The Böddeckers’ transition to the wood business roughly coincided with the German transition to renewable energy over the last 20 years. The high value of energy, and particularly renewable energy, in the German market means that a relatively small wood chipping operation can be profitable serving local and regional customers needing chips for heating and renewable energy.

How comparable would these changes be in Minnesota?

These examples from Germany likely represent farms that are proactive or early adopters of new practices and are on the leading edge of resiliency efforts. The changes they are making are designed for the unique situations of their region of Germany. Most of the operations we visited were 120 acres or less (50 hectares), whose land value is roughly 3 times higher than in Minnesota. Thus, it is very difficult for farmers to make any changes that require purchasing new land. Farm commodity and energy prices are also very different in Germany than Minnesota. The average price of electricity is 25-30 cents per kWh, roughly 2-3 times that paid by residents in Minnesota. The power pricing is structured to have a high percentage of added fees that are used to help subsidize renewable energy. Thus, installation of the solar, wood, and biogas systems that we saw were partially paid for by subsidies or received high prices for the renewable energy they produced. The German people believe that developing these renewable energy technologies and a more environmentally sound economy is a long-term benefit and are more willing to pay higher prices as long as the money is well spent.
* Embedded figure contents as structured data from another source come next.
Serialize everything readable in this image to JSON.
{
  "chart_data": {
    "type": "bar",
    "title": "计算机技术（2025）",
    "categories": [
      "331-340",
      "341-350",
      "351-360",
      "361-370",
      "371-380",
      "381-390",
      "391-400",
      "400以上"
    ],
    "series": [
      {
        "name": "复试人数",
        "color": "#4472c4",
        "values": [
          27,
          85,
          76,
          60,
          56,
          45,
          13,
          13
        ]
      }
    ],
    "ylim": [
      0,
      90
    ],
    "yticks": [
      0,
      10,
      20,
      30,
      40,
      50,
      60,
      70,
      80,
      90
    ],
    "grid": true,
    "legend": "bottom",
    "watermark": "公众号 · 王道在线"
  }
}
The changes at these farms are a good example of working with the resources at hand to address long-term resiliency. However, they are not directly replicable in Minnesota. An important consideration for the changes that these farmers made was the economics. The economic situation in Minnesota is much different and the same changes would not be economically viable here. However, the substantial amount of thought, innovation, and hard work from these farmers and their families is what will be needed for Minnesota to address the multiple demands being placed on agriculture as we go forward.